日経新聞などを見ていると、最近、SDGsのフォーラムなどが多数開催されるようになりました。SDGsはCSRの最新版という理解が一般的かもしれません。

私は2004年からCSRに関心を持ち、コツコツ調べてきましたがSDGsとCSRの間に断層があると感じています。同行の背後に大きな力学上の変化を感じます。

2003年は日本の「CSR元年」と呼ばれた年でした。単純にこの年に日経新聞記事でCSRという単語が前年までの10倍近く紙面をにぎわすようになったためです。

私は2004年ぐらいから各企業から出されるCSR報告書も取り寄せたりしていましたが、その内容はほぼほぼ「環境報告書」でした。企業の広報やIR担当者などが外部の広告会社と相談しながら作成していたようで、どの会社の報告書も型にはまったものでした。

ビジネス社会にCSR意識は高まりませんでしたので、CSR報告書を欲しいという人が少なく、一個人である私が企業に頼むとどの企業も喜んで資料一式を郵送してくれたものです。

実は日本はCSRについては海外とちょっと違った歩み方をしてきました。90年代に環境省が環境報告書作成のガイドラインを出したため、それに則って報告書を作成し、IR関連資料として公表する流れになりました。

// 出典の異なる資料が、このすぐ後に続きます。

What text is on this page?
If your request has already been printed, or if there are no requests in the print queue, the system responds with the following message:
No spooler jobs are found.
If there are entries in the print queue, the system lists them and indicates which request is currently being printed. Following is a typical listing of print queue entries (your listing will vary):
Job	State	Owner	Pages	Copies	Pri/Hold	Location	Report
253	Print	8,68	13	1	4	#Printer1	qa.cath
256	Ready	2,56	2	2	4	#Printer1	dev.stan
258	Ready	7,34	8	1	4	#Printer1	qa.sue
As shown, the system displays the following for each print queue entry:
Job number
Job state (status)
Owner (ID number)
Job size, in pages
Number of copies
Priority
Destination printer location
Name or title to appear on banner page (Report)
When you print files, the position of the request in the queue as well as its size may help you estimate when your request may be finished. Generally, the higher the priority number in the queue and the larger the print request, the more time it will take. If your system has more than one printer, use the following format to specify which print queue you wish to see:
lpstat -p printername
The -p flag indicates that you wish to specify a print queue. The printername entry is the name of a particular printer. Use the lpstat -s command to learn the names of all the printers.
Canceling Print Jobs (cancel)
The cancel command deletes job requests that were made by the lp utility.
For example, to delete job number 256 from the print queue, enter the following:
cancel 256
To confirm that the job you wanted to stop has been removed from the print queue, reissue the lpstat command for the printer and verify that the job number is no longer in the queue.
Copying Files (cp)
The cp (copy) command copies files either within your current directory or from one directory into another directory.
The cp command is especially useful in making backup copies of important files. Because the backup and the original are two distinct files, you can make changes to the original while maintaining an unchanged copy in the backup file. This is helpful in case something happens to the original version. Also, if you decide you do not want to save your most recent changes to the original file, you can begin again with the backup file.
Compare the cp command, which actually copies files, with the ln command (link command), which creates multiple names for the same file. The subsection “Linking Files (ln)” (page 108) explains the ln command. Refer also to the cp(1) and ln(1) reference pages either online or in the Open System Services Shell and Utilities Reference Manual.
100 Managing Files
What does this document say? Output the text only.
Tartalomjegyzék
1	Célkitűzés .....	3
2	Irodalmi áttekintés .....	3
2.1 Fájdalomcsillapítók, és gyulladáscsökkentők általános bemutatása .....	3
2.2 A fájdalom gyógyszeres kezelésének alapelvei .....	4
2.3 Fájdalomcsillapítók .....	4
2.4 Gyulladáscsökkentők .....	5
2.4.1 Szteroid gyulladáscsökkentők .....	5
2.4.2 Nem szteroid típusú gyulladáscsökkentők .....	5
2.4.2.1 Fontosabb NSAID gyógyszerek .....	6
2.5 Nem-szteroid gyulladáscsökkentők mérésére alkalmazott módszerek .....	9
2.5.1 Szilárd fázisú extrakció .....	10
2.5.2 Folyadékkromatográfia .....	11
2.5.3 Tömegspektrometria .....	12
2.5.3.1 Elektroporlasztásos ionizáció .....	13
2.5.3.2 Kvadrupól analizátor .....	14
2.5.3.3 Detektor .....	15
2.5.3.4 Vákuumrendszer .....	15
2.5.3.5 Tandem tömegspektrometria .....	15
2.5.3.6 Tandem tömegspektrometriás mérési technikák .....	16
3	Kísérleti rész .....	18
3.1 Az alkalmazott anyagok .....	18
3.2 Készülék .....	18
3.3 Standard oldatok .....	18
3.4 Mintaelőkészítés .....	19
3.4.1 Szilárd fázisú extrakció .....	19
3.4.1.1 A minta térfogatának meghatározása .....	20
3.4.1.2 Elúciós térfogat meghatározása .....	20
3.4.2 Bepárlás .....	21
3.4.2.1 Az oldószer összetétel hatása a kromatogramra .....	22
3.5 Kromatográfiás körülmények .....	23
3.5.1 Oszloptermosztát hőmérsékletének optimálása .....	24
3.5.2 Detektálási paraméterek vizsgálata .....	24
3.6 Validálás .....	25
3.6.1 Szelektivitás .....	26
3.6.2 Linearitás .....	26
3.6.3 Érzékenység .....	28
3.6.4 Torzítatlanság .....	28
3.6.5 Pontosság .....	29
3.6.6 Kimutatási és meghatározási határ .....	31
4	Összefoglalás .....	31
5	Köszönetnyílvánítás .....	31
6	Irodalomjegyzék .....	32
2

しかし、企業の経営者からすればCSRは単なるコストなので、ほぼほぼCSR部門に丸投げされ、稼ぐ部門からは突き上げられるという愚痴をCSR部門の人から聞く機会もありました。社内におけるそうした不遇の状況もあり、「CSRなんかに興味を持つ奇特な人」であった私に各社が喜んで資料を送ってくれたのだと思います。

2000年代にはSRI(社会責任投資)というプチブームもあったのですが、結局「儲からない」という理由であだ花に終わりました。その後、10年以上、日本のCSRは「儲からない」⇔「社会貢献」という対立軸で停滞し続けました。

実は欧米では2000年代半ばからESG(環境・社会・ガバナンス)という考え方が登場し、「グローバル企業が長期的に存続しようとするなら100年後にも地球が健全に存在していなければならない」という株主に対する受託者責任の内容の変化が起きていました。

年金基金などの機関投資家は短期の企業利益を上げることよりも、長期的な安定収益をハッキリ志向するようになり、経営者の短期的な利益志向にもはっきりクギを刺す流れが出てきました。

ポイントは長期的な利益が関心の中心であり、「地球社会の一員として立派に振る舞う」ことが主目的ではないということです。ですから、新自由主義的なフリードマンの経済理論、効率的市場仮説やポートフォリオ理論などのファイナンス理論とは全く異なる視点による投資行動が注目されるようになりました。あくまでも新たな収益獲得の物の見方という位置づけが強いわけです。

そして、大きな転換点となったのがリーマンショックで、日本の大手企業の多くが経費削減に集中する一方、欧米のグローバル企業は「長期的な将来に儲けを出すための必須の投資活動」としてCSRを位置づけて取り組みを強化していました。つまり、CSRが民間主導の側面を強めたわけです。その一つの区切り目がSDGsです。

SDGsは2015年に発表されましたが、日本の企業はほとんど反応しませんでした。後日、国が言い出し、経団連もガバナンスコードを改定するなどして、その様子を見た企業が「なんだかわからないけれど大変だ」という感じでいきなり注目を浴びたという背景があります。

SDGsの本質はこまごまとしたガイドラインの解釈にあるのではなく、その背後での起業、機関投資家、NGO、国際組織、国家の力学の変化にあります。その力学の理解がないままに、社会貢献を前面に出すのは本末転倒で、本質的には超長期における自社の利益創出モデルの外部発信と考えるべきかと思います。

新たな物の見方の登場した背景の力学を理解すれば、どう振る舞うべきかが見えてくるように思います。